El nuevo museo de arte contemporáneo, creación del que había sido director de uno de los grandes museos del centro, se había convertido, en sus veinticinco años de vida, en toda una institución, con su propio equipo de conservadores, una trayectoria de innovadoras exposiciones e incluso una pequeña librería de lo más moderna.

Mientras subía por las escaleras hacia el segundo piso, Kate todavía estaba pensando en Leonardo Martini y el cuenco de rayas azules encontrado en el depósito de la cisterna. De pronto vio tina esfera perfectamente redonda, de color carne, un poco más pequeña que una bola de bolos, mágicamente suspendida en el aire en un rincón de la pared.

Kate leyó la etiqueta («Aproximadamente quinientos chicles») y sonrió.

El artista, Tom Friedman, era un escultor, sólo que esta vez, en lugar de trabajar con yeso o arcilla, se había dedicado a mascar chicles para luego modelarlos. Era curioso, divertido y, a su manera, hermoso.

Kate sonrió de nuevo al ver una esponjosa masa blanca que flotaba sobre el suelo. Advirtió que la habían hecho a base de relleno de almohadas, separando hebra por hebra. Los artistas estaban constantemente inventando y reinventando el arte. Kate se acordó de las líneas blancas de Martini, con el lienzo sin pintar. Estaba segura de que era el autor del bodegón encontrado junto al cadáver de Richard.

Pero ¿por qué?

Por mucho que ella dijera, los de Homicidios todavía querían creer que era posible que Martini hubiera realizado las tres pinturas. Pensó en Marty Grange, siempre acompañado de sus agentes: Marcusa, que jamás abría la boca, y Sobieski, un tipo chulo de aspecto marcial. Se creían que habían encontrado al asesino. Pero se estaban agarrando a un clavo ardiendo, Kate estaba segura. Alguien había encargado a Martini que pintara el bodegón, lo cual explicaba los cinco mil dólares encontrados debajo del colchón de aquel artista muerto de hambre.

Todavía estaba pensando en el papel de Martini cuando se acercó a un pedestal blanco sobre el que al parecer no había nada. Hasta que advirtió una pequeña esfera marrón del tamaño de una pastilla.
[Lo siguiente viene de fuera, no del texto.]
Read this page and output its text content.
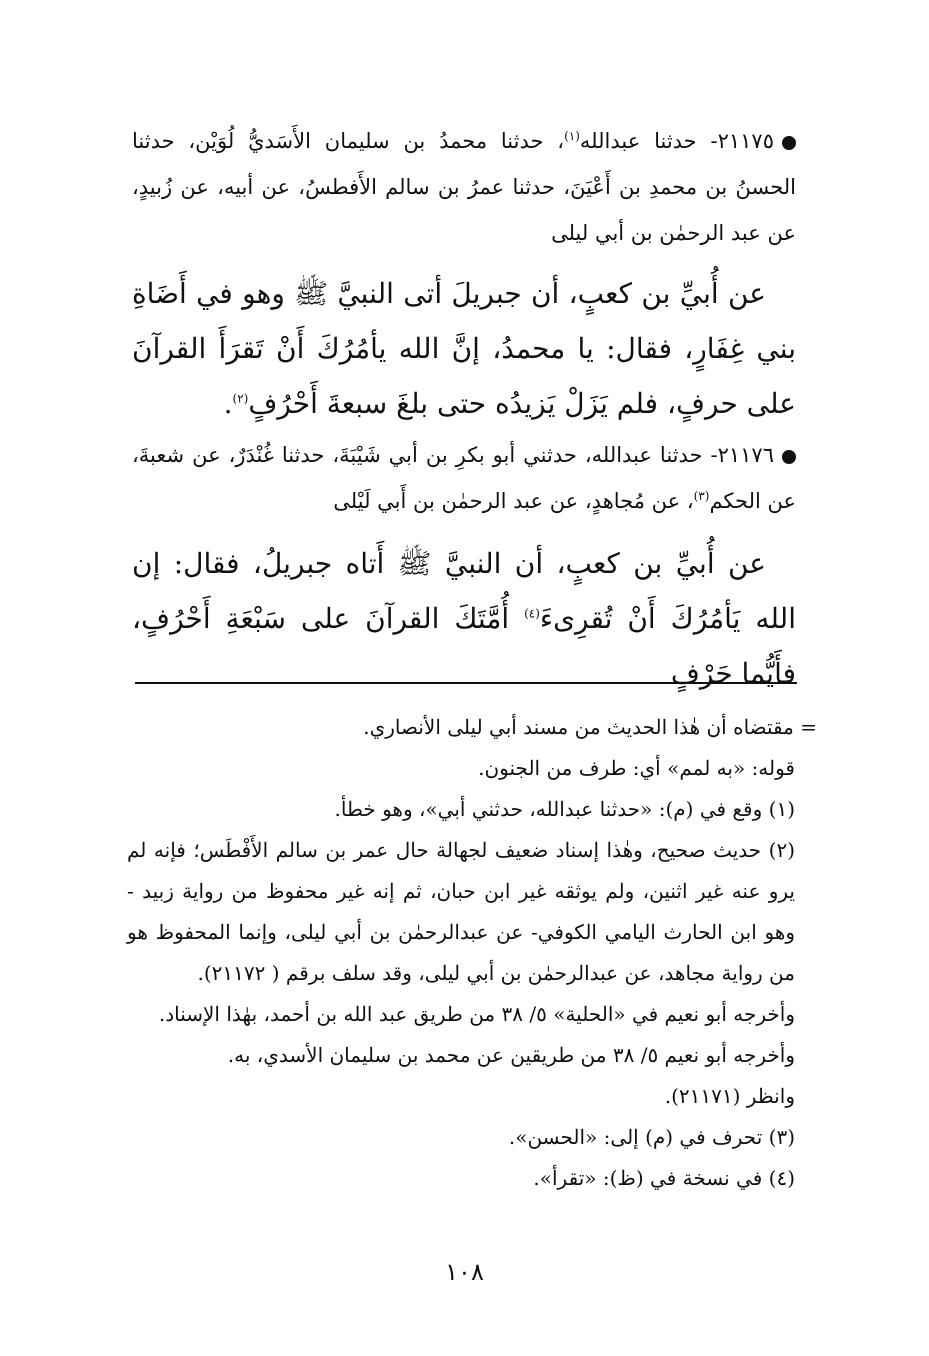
٢١١٧٥- حدثنا عبدالله$^{(١)}$، حدثنا محمدُ بن سليمان الأَسَديُّ لُوَيْن، حدثنا الحسنُ بن محمدِ بن أَعْيَنَ، حدثنا عمرُ بن سالم الأَفطسُ، عن أبيه، عن زُبيدٍ، عن عبد الرحمٰن بن أبي ليلى
عن أُبيِّ بن كعبٍ، أن جبريلَ أتى النبيَّ ﷺ وهو في أَضَاةِ بني غِفَارٍ، فقال: يا محمدُ، إنَّ الله يأمُرُكَ أَنْ تَقرَأَ القرآنَ على حرفٍ، فلم يَزَلْ يَزيدُه حتى بلغَ سبعةَ أَحْرُفٍ$^{(٢)}$.
٢١١٧٦- حدثنا عبدالله، حدثني أبو بكرِ بن أبي شَيْبَةَ، حدثنا غُنْدَرٌ، عن شعبةَ، عن الحكم$^{(٣)}$، عن مُجاهدٍ، عن عبد الرحمٰن بن أَبي لَيْلى
عن أُبيِّ بن كعبٍ، أن النبيَّ ﷺ أَتاه جبريلُ، فقال: إن الله يَأمُرُكَ أَنْ تُقرِىءَ$^{(٤)}$ أُمَّتَكَ القرآنَ على سَبْعَةِ أَحْرُفٍ، فأَيُّما حَرْفٍ
= مقتضاه أن هٰذا الحديث من مسند أبي ليلى الأنصاري.
قوله: «به لمم» أي: طرف من الجنون.
(١) وقع في (م): «حدثنا عبدالله، حدثني أبي»، وهو خطأ.
(٢) حديث صحيح، وهٰذا إسناد ضعيف لجهالة حال عمر بن سالم الأَفْطَس؛ فإنه لم يرو عنه غير اثنين، ولم يوثقه غير ابن حبان، ثم إنه غير محفوظ من رواية زبيد - وهو ابن الحارث اليامي الكوفي- عن عبدالرحمٰن بن أبي ليلى، وإنما المحفوظ هو من رواية مجاهد، عن عبدالرحمٰن بن أبي ليلى، وقد سلف برقم ( ٢١١٧٢).
وأخرجه أبو نعيم في «الحلية» ٥/ ٣٨ من طريق عبد الله بن أحمد، بهٰذا الإسناد.
وأخرجه أبو نعيم ٥/ ٣٨ من طريقين عن محمد بن سليمان الأسدي، به.
وانظر (٢١١٧١).
(٣) تحرف في (م) إلى: «الحسن».
(٤) في نسخة في (ظ): «تقرأ».
١٠٨
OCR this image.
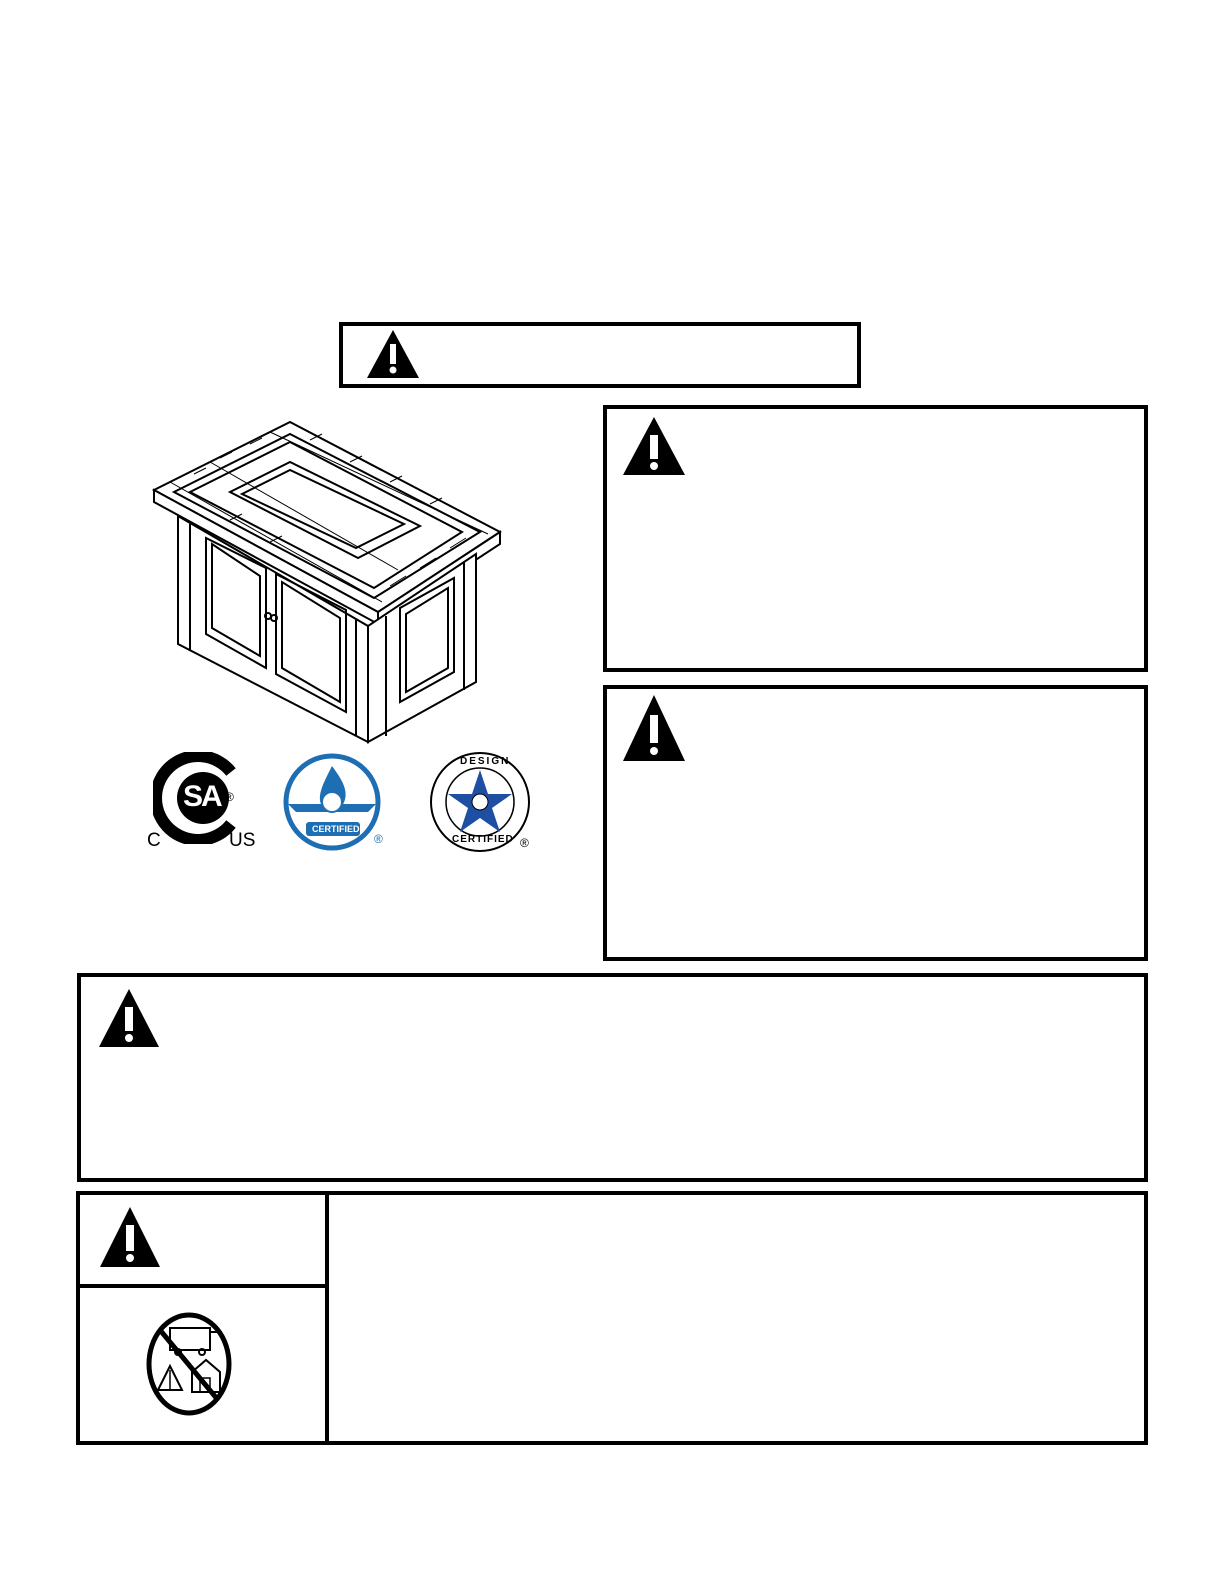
SA ®
C	US
CERTIFIED
®
DESIGN
CERTIFIED ®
Esta vez no tuvo que leer el texto de la pared, porque sabía muy bien lo que era: un trozo perfectamente modelado de los excrementos del autor. Ya había visto aquella pieza, en una exposición colectiva donde un visitante, creyéndose que el pedestal estaba vacío, se había sentado en él. Cuando se levantó, la mierda había desaparecido. Kate se preguntó si no se le habría colado de alguna forma en los pantalones, buscando un hogar conocido, y se echó a reír.

Le encantaba la idea de utilizar materiales no convencionales para el arte. Pero la risa se le cortó en seco al pensar en el psicópata del Bronx y su enfoque de la pintura, nada convencional. ¿Qué era exactamente lo que quería expresar?